Closed ctb closed 4 months ago

ctb commented 4 months ago

It looks like it is not taking into account the unidentified minhashes that are subtracted from the query sketch before entering into GatherResult.

this may be the source of the difference noticed between Rust-based gather in https://github.com/sourmash-bio/sourmash_plugin_branchwater/issues/331 and sourmash gather output.

more here soon!

ctb commented 4 months ago

Using the same brutal debugging tactics from #3193, the following script:

import sourmash

combined_sig = list(sourmash.load_file_as_signatures('combined.sig',
                                                     ksize=21))[0]
combined_mh = combined_sig.minhash
combined_set = set(combined_mh.hashes)

match1_sig = list(sourmash.load_file_as_signatures('match1_NC_000853.1.sig',
                                                   ksize=21))[0]
match1_mh = match1_sig.minhash
match1_set = set(match1_mh.hashes)

match2_sig = list(sourmash.load_file_as_signatures('match2_NC_011978.1.sig',
                                                   ksize=21))[0]

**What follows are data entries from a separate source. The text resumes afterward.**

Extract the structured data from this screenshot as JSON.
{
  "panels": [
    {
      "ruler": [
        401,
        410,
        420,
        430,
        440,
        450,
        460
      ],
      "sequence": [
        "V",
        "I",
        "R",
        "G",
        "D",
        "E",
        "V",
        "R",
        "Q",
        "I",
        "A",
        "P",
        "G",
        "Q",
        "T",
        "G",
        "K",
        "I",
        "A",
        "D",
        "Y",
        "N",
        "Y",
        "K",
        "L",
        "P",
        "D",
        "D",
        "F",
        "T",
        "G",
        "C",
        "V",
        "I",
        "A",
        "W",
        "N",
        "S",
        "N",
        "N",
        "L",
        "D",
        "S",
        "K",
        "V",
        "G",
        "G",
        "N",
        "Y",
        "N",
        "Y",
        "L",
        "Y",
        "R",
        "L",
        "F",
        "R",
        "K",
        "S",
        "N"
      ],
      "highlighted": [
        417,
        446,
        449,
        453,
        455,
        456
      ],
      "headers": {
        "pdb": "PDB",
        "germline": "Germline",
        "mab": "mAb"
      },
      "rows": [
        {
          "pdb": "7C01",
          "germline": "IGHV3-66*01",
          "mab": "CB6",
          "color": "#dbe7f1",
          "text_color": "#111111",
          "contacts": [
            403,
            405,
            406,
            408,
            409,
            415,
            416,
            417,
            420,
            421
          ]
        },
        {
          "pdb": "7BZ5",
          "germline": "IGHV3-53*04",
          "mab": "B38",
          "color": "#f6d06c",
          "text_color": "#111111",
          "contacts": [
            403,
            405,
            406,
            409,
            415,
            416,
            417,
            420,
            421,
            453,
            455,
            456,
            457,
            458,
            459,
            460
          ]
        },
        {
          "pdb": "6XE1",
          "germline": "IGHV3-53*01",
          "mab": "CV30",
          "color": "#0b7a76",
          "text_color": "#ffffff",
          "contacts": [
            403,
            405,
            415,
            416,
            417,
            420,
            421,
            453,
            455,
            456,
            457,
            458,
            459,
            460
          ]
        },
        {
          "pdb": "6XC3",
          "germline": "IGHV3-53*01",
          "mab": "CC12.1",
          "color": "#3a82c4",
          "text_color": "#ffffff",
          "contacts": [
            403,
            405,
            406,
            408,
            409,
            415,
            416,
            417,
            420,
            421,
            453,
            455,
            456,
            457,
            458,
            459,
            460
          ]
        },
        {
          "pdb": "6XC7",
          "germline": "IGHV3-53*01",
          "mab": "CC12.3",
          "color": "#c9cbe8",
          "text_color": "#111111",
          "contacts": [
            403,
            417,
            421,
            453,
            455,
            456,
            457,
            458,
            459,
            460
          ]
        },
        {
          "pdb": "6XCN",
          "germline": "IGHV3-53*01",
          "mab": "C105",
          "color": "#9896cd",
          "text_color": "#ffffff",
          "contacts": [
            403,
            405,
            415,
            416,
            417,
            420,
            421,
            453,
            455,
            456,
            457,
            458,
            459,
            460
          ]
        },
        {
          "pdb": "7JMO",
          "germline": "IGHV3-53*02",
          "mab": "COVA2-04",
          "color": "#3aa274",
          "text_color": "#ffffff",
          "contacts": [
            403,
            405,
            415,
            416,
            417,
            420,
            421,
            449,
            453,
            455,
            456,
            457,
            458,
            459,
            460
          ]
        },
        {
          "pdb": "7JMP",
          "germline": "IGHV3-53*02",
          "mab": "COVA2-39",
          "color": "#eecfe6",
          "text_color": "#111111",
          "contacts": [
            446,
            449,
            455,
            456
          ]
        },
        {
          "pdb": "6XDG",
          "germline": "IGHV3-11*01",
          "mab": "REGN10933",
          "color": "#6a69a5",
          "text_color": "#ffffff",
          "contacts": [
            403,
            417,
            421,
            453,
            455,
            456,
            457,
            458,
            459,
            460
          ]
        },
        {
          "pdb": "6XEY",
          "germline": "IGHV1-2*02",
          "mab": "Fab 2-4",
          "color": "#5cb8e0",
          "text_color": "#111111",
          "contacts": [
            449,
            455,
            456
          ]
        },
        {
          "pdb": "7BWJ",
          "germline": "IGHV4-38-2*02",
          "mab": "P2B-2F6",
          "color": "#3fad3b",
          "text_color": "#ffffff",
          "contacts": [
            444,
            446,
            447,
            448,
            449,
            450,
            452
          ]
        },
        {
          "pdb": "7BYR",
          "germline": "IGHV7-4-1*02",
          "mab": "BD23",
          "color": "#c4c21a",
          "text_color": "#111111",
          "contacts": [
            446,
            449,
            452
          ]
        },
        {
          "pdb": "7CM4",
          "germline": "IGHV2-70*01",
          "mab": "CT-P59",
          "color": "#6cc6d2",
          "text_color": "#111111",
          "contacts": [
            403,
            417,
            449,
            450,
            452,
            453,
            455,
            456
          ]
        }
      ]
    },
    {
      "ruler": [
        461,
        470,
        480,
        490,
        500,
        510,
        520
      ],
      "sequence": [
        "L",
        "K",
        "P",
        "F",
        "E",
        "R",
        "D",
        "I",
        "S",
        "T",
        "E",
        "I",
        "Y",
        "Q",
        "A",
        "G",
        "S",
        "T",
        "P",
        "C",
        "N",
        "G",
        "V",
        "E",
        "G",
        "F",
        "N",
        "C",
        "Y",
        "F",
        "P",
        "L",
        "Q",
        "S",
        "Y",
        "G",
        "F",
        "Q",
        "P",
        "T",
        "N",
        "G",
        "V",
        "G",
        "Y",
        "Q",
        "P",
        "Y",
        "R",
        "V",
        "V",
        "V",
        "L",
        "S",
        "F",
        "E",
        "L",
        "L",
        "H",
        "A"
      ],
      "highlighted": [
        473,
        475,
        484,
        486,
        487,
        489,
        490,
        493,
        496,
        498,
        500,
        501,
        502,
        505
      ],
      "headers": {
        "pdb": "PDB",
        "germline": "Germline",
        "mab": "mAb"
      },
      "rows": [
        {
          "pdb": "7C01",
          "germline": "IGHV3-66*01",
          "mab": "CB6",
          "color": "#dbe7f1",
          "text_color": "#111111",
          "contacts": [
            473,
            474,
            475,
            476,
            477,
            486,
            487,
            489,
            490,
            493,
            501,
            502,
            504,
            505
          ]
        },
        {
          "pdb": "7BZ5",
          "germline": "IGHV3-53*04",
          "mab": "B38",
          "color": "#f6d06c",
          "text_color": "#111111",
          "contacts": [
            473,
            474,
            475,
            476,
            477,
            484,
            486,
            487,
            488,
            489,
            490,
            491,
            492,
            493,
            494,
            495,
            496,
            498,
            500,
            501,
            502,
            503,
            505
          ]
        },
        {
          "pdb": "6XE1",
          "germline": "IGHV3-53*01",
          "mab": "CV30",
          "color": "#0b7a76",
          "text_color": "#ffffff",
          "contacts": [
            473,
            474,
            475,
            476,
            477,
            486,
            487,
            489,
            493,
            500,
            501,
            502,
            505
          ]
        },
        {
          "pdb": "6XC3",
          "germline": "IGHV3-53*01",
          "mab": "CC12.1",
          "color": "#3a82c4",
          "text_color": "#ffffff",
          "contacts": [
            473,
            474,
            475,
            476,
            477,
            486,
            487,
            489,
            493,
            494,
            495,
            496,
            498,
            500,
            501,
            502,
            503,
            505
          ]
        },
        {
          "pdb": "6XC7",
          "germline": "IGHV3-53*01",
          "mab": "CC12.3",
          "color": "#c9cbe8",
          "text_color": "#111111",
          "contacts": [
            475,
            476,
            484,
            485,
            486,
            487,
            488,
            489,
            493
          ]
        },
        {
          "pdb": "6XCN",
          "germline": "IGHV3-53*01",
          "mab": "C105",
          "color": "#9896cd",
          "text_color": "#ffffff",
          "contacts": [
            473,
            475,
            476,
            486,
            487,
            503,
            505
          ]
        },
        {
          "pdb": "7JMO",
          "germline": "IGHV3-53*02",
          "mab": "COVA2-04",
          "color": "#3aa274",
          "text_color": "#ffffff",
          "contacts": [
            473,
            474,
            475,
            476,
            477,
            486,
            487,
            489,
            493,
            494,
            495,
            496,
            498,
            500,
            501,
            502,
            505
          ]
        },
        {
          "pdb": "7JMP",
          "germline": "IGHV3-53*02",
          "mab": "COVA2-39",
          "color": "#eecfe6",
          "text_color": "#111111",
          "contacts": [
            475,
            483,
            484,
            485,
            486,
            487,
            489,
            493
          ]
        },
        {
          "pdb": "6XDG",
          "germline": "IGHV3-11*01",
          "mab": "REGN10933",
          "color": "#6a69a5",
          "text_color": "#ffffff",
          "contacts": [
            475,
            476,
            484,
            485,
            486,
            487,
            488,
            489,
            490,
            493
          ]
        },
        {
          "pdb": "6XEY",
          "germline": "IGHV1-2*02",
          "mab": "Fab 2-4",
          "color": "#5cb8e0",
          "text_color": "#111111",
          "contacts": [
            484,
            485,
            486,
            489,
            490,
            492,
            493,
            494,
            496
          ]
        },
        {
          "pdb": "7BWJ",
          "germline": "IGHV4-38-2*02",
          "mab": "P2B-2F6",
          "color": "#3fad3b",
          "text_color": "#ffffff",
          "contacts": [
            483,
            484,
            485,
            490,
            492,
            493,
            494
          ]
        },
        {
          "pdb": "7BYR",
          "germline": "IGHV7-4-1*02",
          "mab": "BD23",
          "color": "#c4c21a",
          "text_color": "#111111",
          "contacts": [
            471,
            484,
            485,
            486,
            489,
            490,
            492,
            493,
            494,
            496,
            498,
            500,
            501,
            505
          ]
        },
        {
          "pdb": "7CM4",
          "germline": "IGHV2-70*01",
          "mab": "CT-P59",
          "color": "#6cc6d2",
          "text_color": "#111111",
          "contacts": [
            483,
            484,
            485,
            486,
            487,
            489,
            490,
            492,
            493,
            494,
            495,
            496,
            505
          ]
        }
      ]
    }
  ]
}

match2_mh = match2_sig.minhash
match2_set = set(match2_mh.hashes)

match5_sig = list(sourmash.load_file_as_signatures('match5_NC_009486.1.sig',
                                                   ksize=21))[0]
match5_mh = match5_sig.minhash
match5_set = set(match5_mh.hashes)

###

print('orig len:', len(combined_set) * combined_mh.scaled)

f_match_1 = len(match1_set.intersection(combined_set)) / len(match1_set)
combined_set -= match1_set

print('after first match removed:', len(combined_set) * combined_mh.scaled)

f_match_2 = len(match2_set.intersection(combined_set)) / len(match2_set)
combined_set -= match2_set
print('after second match removed:', len(combined_set) * combined_mh.scaled)

f_match_5 = len(match5_set.intersection(combined_set)) / len(match5_set)
combined_set -= match5_set

print('after third match removed:', len(combined_set) * combined_mh.scaled)

yields:

orig len: 14660000
after first match removed: 12740000
after second match removed: 11050000
after third match removed: 10130000

which is what calculate_gather_stats returns (tested in commit 6abb5cf9 in #3193).

However, sourmash gather returns numbers based on the identified portion of the sketch only:

image
ctb commented 4 months ago

Fixing in https://github.com/sourmash-bio/sourmash/pull/3195